ECE Ph.D. student Marc Higginson-Rollins has received the Outstanding Student Paper Award, given by the American Geophysical Union (AGU).
Marc Higginson-Rollins has received the Outstanding Student Paper Award, given by the American Geophysical Union (AGU) to a very small fraction of student presenters from the AGU’s recent annual meeting. He will be presented with the award at AGU’s Fall 2018 meeting to be held December 10-14 in Washington, D.C.
Higginson-Rollins is a Ph.D. student in the Georgia Tech School of Electrical and Computer Engineering (ECE) and works in the Low Frequency Radio Group. He is advised by ECE Assistant Professor Morris B. Cohen.
The award is based on Higginson-Rollins’ presentation entitled “LF/MF Propagation Modeling for D-Region Ionospheric Remote Sensing." His work focuses on remotely sensing the D-region of the ionosphere, 60-90 km altitude, that is too high for balloons and too low for satellites, making it difficult to measure and characterize. At the same time, the D-region affects communication, navigation, and satellite signals, so being able to track it is of critical importance to a number of applications.
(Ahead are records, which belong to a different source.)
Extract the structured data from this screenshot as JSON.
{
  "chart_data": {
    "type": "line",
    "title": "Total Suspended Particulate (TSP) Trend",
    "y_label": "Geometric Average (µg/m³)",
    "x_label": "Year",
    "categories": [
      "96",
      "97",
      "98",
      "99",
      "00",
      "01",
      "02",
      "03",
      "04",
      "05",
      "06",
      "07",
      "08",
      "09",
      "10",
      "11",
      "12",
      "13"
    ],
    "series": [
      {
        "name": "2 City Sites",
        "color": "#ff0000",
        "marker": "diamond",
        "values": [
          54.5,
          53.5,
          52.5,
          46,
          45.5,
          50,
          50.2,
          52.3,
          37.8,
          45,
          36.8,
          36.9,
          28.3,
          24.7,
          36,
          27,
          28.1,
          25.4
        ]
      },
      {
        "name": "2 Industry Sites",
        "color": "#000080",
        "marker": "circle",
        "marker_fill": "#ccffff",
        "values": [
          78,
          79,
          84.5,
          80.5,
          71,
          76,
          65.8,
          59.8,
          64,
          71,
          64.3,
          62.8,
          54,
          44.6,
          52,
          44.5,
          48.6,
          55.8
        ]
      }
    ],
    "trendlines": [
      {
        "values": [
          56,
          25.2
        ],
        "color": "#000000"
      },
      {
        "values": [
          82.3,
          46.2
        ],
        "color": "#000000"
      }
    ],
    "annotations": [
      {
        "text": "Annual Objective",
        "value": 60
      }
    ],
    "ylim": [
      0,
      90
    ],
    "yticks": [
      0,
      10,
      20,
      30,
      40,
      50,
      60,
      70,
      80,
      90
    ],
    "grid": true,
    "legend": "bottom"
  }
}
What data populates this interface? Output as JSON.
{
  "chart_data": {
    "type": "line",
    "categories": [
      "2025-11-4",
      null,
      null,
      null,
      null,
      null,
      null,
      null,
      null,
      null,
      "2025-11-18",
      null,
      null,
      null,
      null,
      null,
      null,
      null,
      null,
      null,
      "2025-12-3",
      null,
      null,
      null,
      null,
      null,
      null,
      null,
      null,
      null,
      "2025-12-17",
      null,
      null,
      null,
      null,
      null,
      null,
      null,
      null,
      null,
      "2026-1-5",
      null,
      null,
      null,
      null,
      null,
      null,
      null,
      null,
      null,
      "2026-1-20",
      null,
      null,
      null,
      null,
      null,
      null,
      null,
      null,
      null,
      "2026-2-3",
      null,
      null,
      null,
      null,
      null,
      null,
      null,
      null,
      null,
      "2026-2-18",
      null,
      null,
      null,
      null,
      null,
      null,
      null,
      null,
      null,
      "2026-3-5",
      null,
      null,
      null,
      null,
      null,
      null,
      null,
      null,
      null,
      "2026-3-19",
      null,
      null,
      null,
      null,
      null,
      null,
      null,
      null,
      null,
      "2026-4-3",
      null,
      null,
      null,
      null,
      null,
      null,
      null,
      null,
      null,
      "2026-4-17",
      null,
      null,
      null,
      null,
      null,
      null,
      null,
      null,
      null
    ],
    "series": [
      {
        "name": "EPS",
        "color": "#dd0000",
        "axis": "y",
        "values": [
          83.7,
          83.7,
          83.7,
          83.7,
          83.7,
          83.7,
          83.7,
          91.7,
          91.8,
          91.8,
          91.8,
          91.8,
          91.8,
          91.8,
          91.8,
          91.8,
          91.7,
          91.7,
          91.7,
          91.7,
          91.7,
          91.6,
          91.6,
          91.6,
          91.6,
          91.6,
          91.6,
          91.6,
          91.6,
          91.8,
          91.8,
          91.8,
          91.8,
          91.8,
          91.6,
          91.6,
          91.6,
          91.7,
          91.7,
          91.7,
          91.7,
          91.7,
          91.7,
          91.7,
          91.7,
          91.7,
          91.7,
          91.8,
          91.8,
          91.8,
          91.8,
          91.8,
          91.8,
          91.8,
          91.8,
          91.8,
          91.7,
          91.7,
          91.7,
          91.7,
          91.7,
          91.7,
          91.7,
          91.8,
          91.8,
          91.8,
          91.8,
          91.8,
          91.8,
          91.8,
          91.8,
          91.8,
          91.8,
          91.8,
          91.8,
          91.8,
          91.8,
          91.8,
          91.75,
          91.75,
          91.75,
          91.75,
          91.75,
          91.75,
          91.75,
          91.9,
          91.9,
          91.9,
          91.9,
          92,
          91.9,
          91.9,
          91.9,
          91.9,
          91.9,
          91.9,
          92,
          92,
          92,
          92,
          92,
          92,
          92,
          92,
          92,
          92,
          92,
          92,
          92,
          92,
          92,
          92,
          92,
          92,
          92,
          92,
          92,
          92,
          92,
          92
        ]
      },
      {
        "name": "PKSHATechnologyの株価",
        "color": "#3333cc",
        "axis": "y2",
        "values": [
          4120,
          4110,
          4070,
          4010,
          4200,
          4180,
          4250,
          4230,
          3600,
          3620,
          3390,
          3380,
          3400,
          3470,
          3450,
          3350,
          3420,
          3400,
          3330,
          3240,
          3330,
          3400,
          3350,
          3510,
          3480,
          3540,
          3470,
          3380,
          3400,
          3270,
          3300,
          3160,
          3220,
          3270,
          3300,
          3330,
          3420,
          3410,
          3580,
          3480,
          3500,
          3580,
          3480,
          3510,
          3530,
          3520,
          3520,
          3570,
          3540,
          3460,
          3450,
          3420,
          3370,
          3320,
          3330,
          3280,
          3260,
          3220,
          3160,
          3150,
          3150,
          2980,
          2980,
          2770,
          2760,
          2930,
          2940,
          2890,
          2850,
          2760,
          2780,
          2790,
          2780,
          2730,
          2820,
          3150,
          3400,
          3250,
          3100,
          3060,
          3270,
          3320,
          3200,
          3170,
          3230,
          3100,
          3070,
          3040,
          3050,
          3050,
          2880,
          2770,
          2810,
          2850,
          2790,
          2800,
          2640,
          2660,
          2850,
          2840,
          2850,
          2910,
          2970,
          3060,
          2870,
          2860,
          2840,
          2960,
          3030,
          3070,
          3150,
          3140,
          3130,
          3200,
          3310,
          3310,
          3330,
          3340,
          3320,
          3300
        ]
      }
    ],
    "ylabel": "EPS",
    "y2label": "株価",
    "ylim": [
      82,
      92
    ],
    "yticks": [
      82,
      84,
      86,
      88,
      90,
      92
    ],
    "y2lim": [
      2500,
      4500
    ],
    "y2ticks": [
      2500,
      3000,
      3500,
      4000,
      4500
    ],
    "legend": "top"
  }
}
Higginson-Rollins’ work focuses on the use of an extensive set of beacons at 300 kHz called NDGPS, nominally for navigation, but he has a serendipitous purpose in scientific remote sensing of the D-region. Utilizing measurements taken across the country in Low Frequency Radio Group receiver field sites, combined with theoretical simulations of LF radio propagation and plasma reflections, Higginson-Rollins’ work will open a new method for ionospheric characterization that will be the basis for his dissertation. He is also a current recipient of the NSF Graduate Research Fellowship, and this work falls under Dr. Cohen's recent NSF CAREER award.